Table 2. FPR at different TPR on TEST464 and EXP53_all.

	TPR = 0.2		TPR = 0.3		TPR = 0.4
	TEST464	EXP53_All	TEST464	EXP53_All	TEST464	EXP53_All
MoRFMLP	0.015	0.030	0.029	0.051	0.051	0.079
ANCHOR	0.079	0.104	0.163	0.173	0.246	0.263
MoRFpred	0.033	0.083	0.071	0.146	0.143	0.221
PROMIS	0.031	0.032	0.069	0.056	0.103	0.081
MoRFCHiBi	0.031	0.031	0.063	0.064	0.104	0.125
MoRFCHiBi_Light,	0.020	0.016	0.040	0.043	0.073	0.068
MoRFCHiBi_Web	0.016	0.016	0.033	0.033	0.057	0.061
OPAL	0.025	0.015	0.052	0.029	0.074	0.056

. From Table 2, MoRF_MLP gets the lowest FPR when TPR is set to 0.2, 0.3 and 0.4 in five individual predictors, which indicates that MoRF_MLP can obtain higher TPR at low FPR. Therefore, as an individual predictor, MoRF_MLP is competitive.

4. Conclusions

In this paper, we propose a new method, MoRF_MLP, to predict MoRFs.

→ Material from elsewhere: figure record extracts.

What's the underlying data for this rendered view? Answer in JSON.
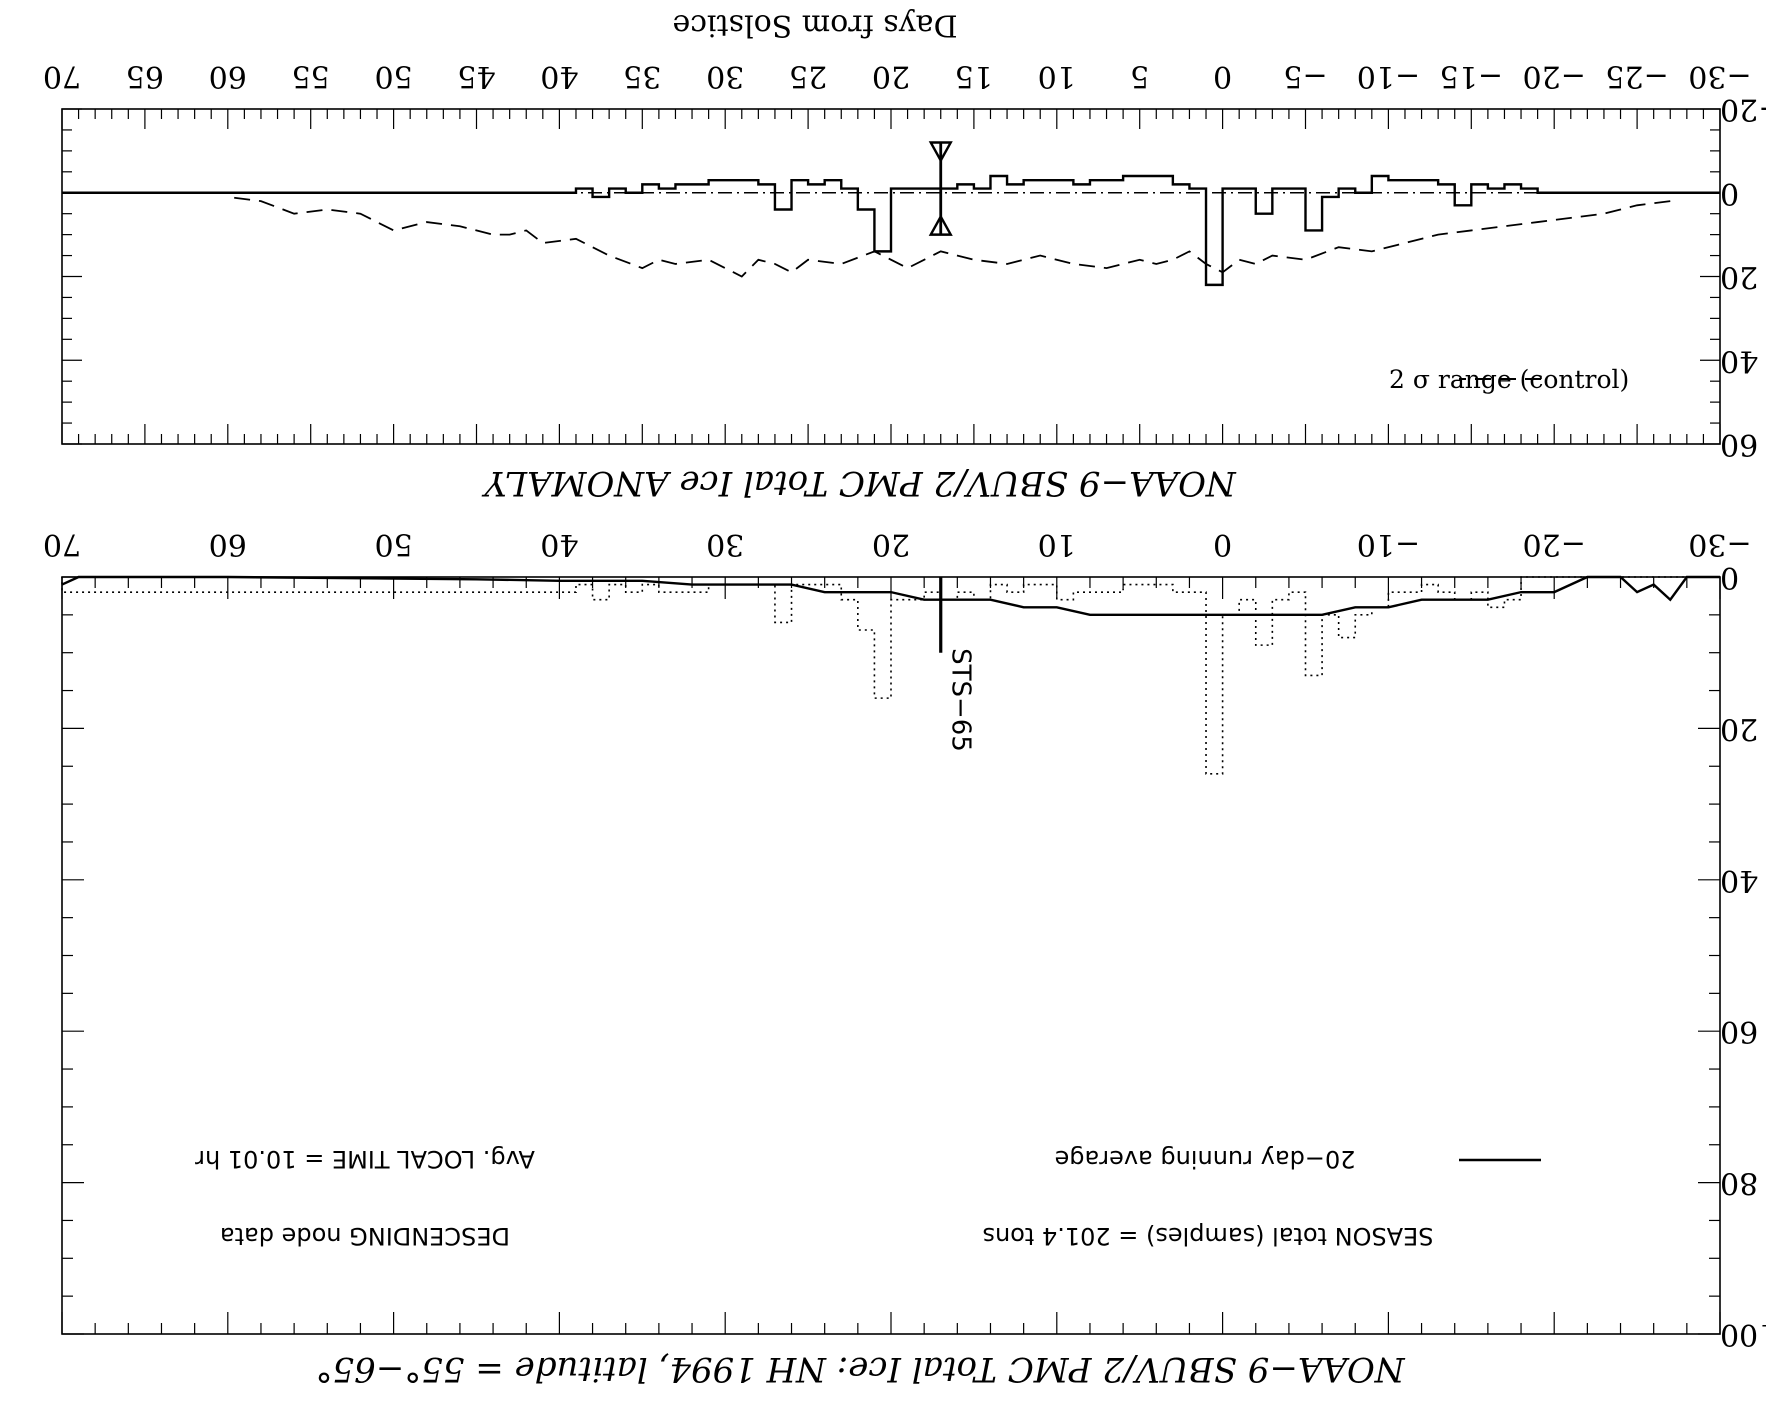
{
  "chart_data": [
    {
      "name": "top-panel",
      "type": "line",
      "title": "NOAA−9 SBUV/2 PMC Total Ice ANOMALY",
      "xlabel": "Days from Solstice",
      "x_ticks": [
        "−30",
        "−25",
        "−20",
        "−15",
        "−10",
        "−5",
        "0",
        "5",
        "10",
        "15",
        "20",
        "25",
        "30",
        "35",
        "40",
        "45",
        "50",
        "55",
        "60",
        "65",
        "70"
      ],
      "y_ticks": [
        "−20",
        "0",
        "20",
        "40",
        "60"
      ],
      "xlim": [
        -30,
        70
      ],
      "ylim": [
        -20,
        60
      ],
      "legend": [
        {
          "label": "2 σ range (control)",
          "style": "dashed"
        }
      ],
      "series": [
        {
          "name": "2 σ range (control)",
          "style": "dashed",
          "x": [
            -27,
            -25,
            -23,
            -21,
            -19,
            -17,
            -15,
            -13,
            -11,
            -9,
            -7,
            -5,
            -3,
            -2,
            -1,
            0,
            1,
            2,
            3,
            4,
            5,
            7,
            9,
            11,
            13,
            15,
            17,
            19,
            21,
            23,
            25,
            26,
            27,
            28,
            29,
            31,
            33,
            34,
            35,
            37,
            39,
            41,
            42,
            43,
            44,
            46,
            48,
            50,
            52,
            54,
            56,
            58,
            60
          ],
          "y": [
            2,
            3,
            5,
            6,
            7,
            8,
            9,
            10,
            12,
            14,
            13,
            16,
            15,
            17,
            16,
            19,
            17,
            14,
            16,
            17,
            16,
            18,
            17,
            15,
            17,
            16,
            14,
            18,
            14,
            17,
            16,
            19,
            17,
            16,
            20,
            16,
            17,
            16,
            18,
            15,
            11,
            12,
            9,
            10,
            10,
            8,
            7,
            9,
            5,
            4,
            5,
            2,
            1
          ]
        },
        {
          "name": "sample anomaly",
          "style": "step",
          "x": [
            -30,
            -20,
            -19,
            -18,
            -17,
            -16,
            -15,
            -14,
            -13,
            -12,
            -11,
            -10,
            -9,
            -8,
            -7,
            -6,
            -5,
            -4,
            -3,
            -2,
            -1,
            0,
            1,
            2,
            3,
            4,
            5,
            6,
            7,
            8,
            9,
            10,
            11,
            12,
            13,
            14,
            15,
            16,
            17,
            18,
            19,
            20,
            21,
            22,
            23,
            24,
            25,
            26,
            27,
            28,
            29,
            30,
            31,
            32,
            33,
            34,
            35,
            36,
            37,
            38,
            39,
            40,
            70
          ],
          "y": [
            0,
            0,
            -1,
            -2,
            -1,
            -2,
            3,
            -2,
            -3,
            -3,
            -3,
            -4,
            0,
            -1,
            1,
            9,
            -1,
            -1,
            5,
            -1,
            -1,
            22,
            -1,
            -2,
            -4,
            -4,
            -4,
            -3,
            -3,
            -2,
            -3,
            -3,
            -3,
            -2,
            -4,
            -1,
            -2,
            -1,
            -1,
            -1,
            -1,
            14,
            4,
            -1,
            -3,
            -2,
            -3,
            4,
            -2,
            -3,
            -3,
            -3,
            -2,
            -2,
            -1,
            -2,
            0,
            -1,
            1,
            -1,
            0,
            0,
            0
          ]
        },
        {
          "name": "zero line",
          "style": "dash-dot",
          "x": [
            -30,
            70
          ],
          "y": [
            0,
            0
          ]
        }
      ],
      "markers": [
        {
          "x": 17,
          "y_from": -12,
          "y_to": 10,
          "style": "double-arrow"
        }
      ]
    },
    {
      "name": "bottom-panel",
      "type": "line",
      "title": "NOAA−9 SBUV/2 PMC Total Ice:  NH 1994, latitude = 55°−65°",
      "x_ticks": [
        "−30",
        "−20",
        "−10",
        "0",
        "10",
        "20",
        "30",
        "40",
        "50",
        "60",
        "70"
      ],
      "y_ticks": [
        "0",
        "20",
        "40",
        "60",
        "80",
        "100"
      ],
      "xlim": [
        -30,
        70
      ],
      "ylim": [
        0,
        100
      ],
      "legend": [
        {
          "label": "20−day running average",
          "style": "solid"
        }
      ],
      "annotations": [
        "SEASON total (samples) = 201.4 tons",
        "DESCENDING node data",
        "Avg. LOCAL TIME = 10.01 hr",
        "STS−65"
      ],
      "series": [
        {
          "name": "20−day running average",
          "style": "solid",
          "x": [
            -30,
            -29,
            -28,
            -27,
            -26,
            -25,
            -24,
            -23,
            -22,
            -20,
            -18,
            -16,
            -14,
            -12,
            -10,
            -8,
            -6,
            -4,
            -2,
            0,
            2,
            4,
            6,
            8,
            10,
            12,
            14,
            16,
            18,
            20,
            22,
            24,
            26,
            28,
            30,
            32,
            35,
            40,
            45,
            50,
            55,
            60,
            65,
            69,
            70
          ],
          "y": [
            0,
            0,
            0,
            3,
            1,
            2,
            0,
            0,
            0,
            2,
            2,
            3,
            3,
            3,
            4,
            4,
            5,
            5,
            5,
            5,
            5,
            5,
            5,
            5,
            4,
            4,
            3,
            3,
            3,
            2,
            2,
            2,
            1,
            1,
            1,
            1,
            0.5,
            0.5,
            0.3,
            0.2,
            0.1,
            0,
            0,
            0,
            1
          ]
        },
        {
          "name": "daily samples",
          "style": "dotted-step",
          "x": [
            -30,
            -20,
            -19,
            -18,
            -17,
            -16,
            -15,
            -14,
            -13,
            -12,
            -11,
            -10,
            -9,
            -8,
            -7,
            -6,
            -5,
            -4,
            -3,
            -2,
            -1,
            0,
            1,
            2,
            3,
            4,
            5,
            6,
            7,
            8,
            9,
            10,
            11,
            12,
            13,
            14,
            15,
            16,
            17,
            18,
            19,
            20,
            21,
            22,
            23,
            24,
            25,
            26,
            27,
            28,
            29,
            30,
            31,
            32,
            33,
            34,
            35,
            36,
            37,
            38,
            39,
            40,
            70
          ],
          "y": [
            0,
            0,
            0,
            3,
            4,
            2,
            3,
            2,
            1,
            2,
            2,
            4,
            5,
            8,
            5,
            13,
            2,
            3,
            9,
            3,
            5,
            26,
            2,
            2,
            1,
            1,
            1,
            2,
            2,
            2,
            3,
            1,
            1,
            2,
            1,
            3,
            2,
            3,
            2,
            3,
            3,
            16,
            7,
            3,
            1,
            1,
            1,
            6,
            1,
            1,
            1,
            1,
            2,
            2,
            2,
            1,
            2,
            1,
            3,
            1,
            2,
            2,
            0
          ]
        }
      ],
      "markers": [
        {
          "x": 17,
          "y_from": 0,
          "y_to": 10,
          "label": "STS−65"
        }
      ]
    }
  ]
}
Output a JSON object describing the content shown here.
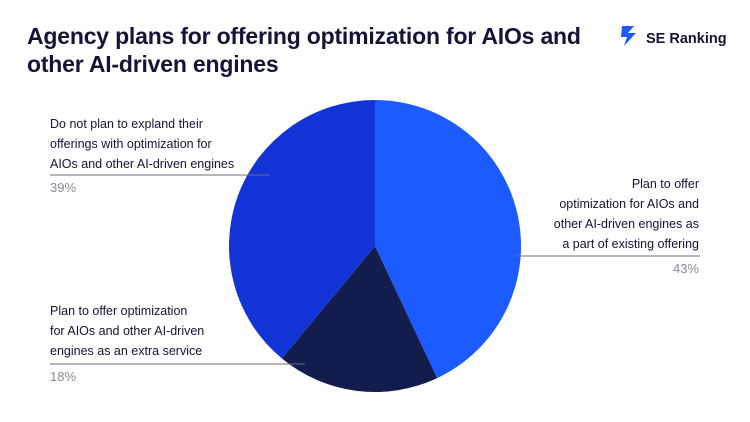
{
  "title": "Agency plans for offering optimization for AIOs and other AI-driven engines",
  "brand": {
    "name": "SE Ranking",
    "logo_icon": "se-ranking-lightning-icon",
    "color": "#1c5bff"
  },
  "chart_data": {
    "type": "pie",
    "title": "Agency plans for offering optimization for AIOs and other AI-driven engines",
    "slices": [
      {
        "label": "Plan to offer optimization for AIOs and other AI-driven engines as a part of existing offering",
        "value": 43,
        "value_label": "43%",
        "color": "#1c5bff"
      },
      {
        "label": "Plan to offer optimization for AIOs and other AI-driven engines as an extra service",
        "value": 18,
        "value_label": "18%",
        "color": "#131d4d"
      },
      {
        "label": "Do not plan to expland their offerings with optimization for AIOs and other AI-driven engines",
        "value": 39,
        "value_label": "39%",
        "color": "#1233d6"
      }
    ],
    "label_lines": {
      "slice_0": [
        "Plan to offer",
        "optimization for AIOs and",
        "other AI-driven engines as",
        "a part of existing offering"
      ],
      "slice_1": [
        "Plan to offer optimization",
        "for AIOs and other AI-driven",
        "engines as an extra service"
      ],
      "slice_2": [
        "Do not plan to expland their",
        "offerings with optimization for",
        "AIOs and other AI-driven engines"
      ]
    }
  }
}
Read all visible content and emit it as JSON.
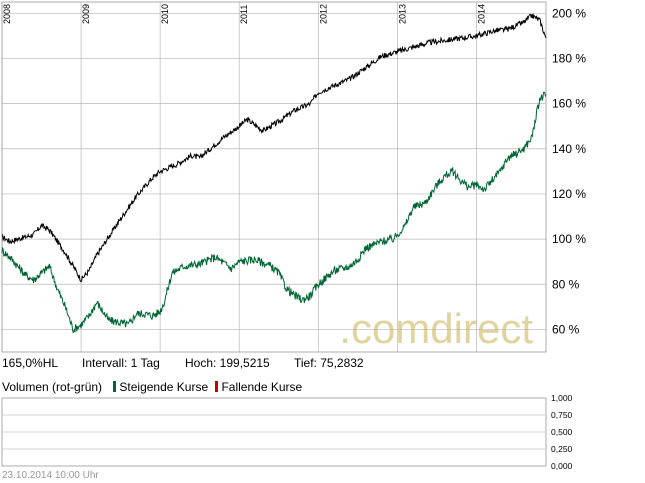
{
  "chart_data": [
    {
      "type": "line",
      "title": "",
      "x_ticks": [
        "2008",
        "2009",
        "2010",
        "2011",
        "2012",
        "2013",
        "2014"
      ],
      "y_ticks": [
        "60 %",
        "80 %",
        "100 %",
        "120 %",
        "140 %",
        "160 %",
        "180 %",
        "200 %"
      ],
      "ylim": [
        50,
        205
      ],
      "xlim": [
        2008.0,
        2014.88
      ],
      "grid": true,
      "series": [
        {
          "color": "#000000",
          "area_fill": "gradient #fff8e0 to #f8c828",
          "x": [
            2008.0,
            2008.1,
            2008.2,
            2008.3,
            2008.4,
            2008.5,
            2008.6,
            2008.7,
            2008.8,
            2008.9,
            2009.0,
            2009.1,
            2009.2,
            2009.35,
            2009.5,
            2009.7,
            2009.9,
            2010.0,
            2010.2,
            2010.4,
            2010.5,
            2010.6,
            2010.8,
            2011.0,
            2011.1,
            2011.3,
            2011.5,
            2011.7,
            2011.9,
            2012.0,
            2012.2,
            2012.4,
            2012.6,
            2012.8,
            2013.0,
            2013.2,
            2013.4,
            2013.6,
            2013.8,
            2014.0,
            2014.2,
            2014.4,
            2014.6,
            2014.7,
            2014.8,
            2014.88
          ],
          "values": [
            101,
            99,
            100,
            101,
            102,
            106,
            104,
            99,
            94,
            88,
            82,
            86,
            93,
            101,
            109,
            119,
            127,
            130,
            133,
            137,
            136,
            139,
            145,
            150,
            153,
            148,
            152,
            157,
            160,
            165,
            168,
            171,
            176,
            181,
            183,
            185,
            187,
            188,
            189,
            190,
            192,
            193,
            196,
            199,
            197,
            189
          ]
        },
        {
          "color": "#006633",
          "x": [
            2008.0,
            2008.1,
            2008.2,
            2008.3,
            2008.4,
            2008.5,
            2008.6,
            2008.7,
            2008.8,
            2008.9,
            2009.0,
            2009.1,
            2009.2,
            2009.35,
            2009.5,
            2009.6,
            2009.7,
            2009.8,
            2009.9,
            2010.0,
            2010.05,
            2010.15,
            2010.3,
            2010.5,
            2010.7,
            2010.9,
            2011.0,
            2011.2,
            2011.4,
            2011.5,
            2011.6,
            2011.7,
            2011.8,
            2011.9,
            2012.0,
            2012.2,
            2012.4,
            2012.5,
            2012.6,
            2012.8,
            2012.95,
            2013.1,
            2013.2,
            2013.35,
            2013.5,
            2013.6,
            2013.7,
            2013.8,
            2013.9,
            2014.0,
            2014.1,
            2014.2,
            2014.3,
            2014.4,
            2014.5,
            2014.6,
            2014.7,
            2014.8,
            2014.88
          ],
          "values": [
            95,
            92,
            88,
            84,
            82,
            85,
            88,
            78,
            70,
            60,
            62,
            66,
            72,
            64,
            63,
            62,
            67,
            67,
            66,
            68,
            72,
            85,
            88,
            89,
            92,
            87,
            90,
            91,
            88,
            85,
            78,
            75,
            73,
            75,
            80,
            86,
            88,
            91,
            96,
            99,
            100,
            106,
            114,
            116,
            124,
            128,
            130,
            126,
            123,
            124,
            122,
            126,
            130,
            136,
            138,
            140,
            145,
            162,
            164
          ]
        }
      ]
    },
    {
      "type": "bar",
      "y_ticks": [
        "1,000",
        "0,750",
        "0,500",
        "0,250",
        "0,000"
      ],
      "ylim": [
        0,
        1
      ]
    }
  ],
  "info": {
    "value": "165,0%HL",
    "interval": "Intervall: 1 Tag",
    "high": "Hoch: 199,5215",
    "low": "Tief: 75,2832"
  },
  "volume_legend": {
    "label": "Volumen (rot-grün)",
    "rising": "Steigende Kurse",
    "falling": "Fallende Kurse",
    "rising_color": "#006633",
    "falling_color": "#cc0000"
  },
  "watermark": ".comdirect",
  "timestamp": "23.10.2014 10:00 Uhr"
}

We employ the sequence properties as well as the evolutionary information to train two distinct MLP neural networks. The sequence properties contain 13 physicochemical properties and 3 structural properties, and are extracted by preprocessing using 3 different windows. The evolutionary information is extracted from PSSM and preprocessed by the same windows as sequence properties. Then, the outputs of the two MLP neural networks are utilized to predict MoRFs based on Bayes rule. Finally, we test MoRF_MLP using TEST464 and TEST_EXP53 sets. Compared to other individual predictors, the simulation results show that MoRF_MLP achieves higher AUC on TEST464 set, and gets higher TPR at low FPR on TEST464 and EXP53_all sets.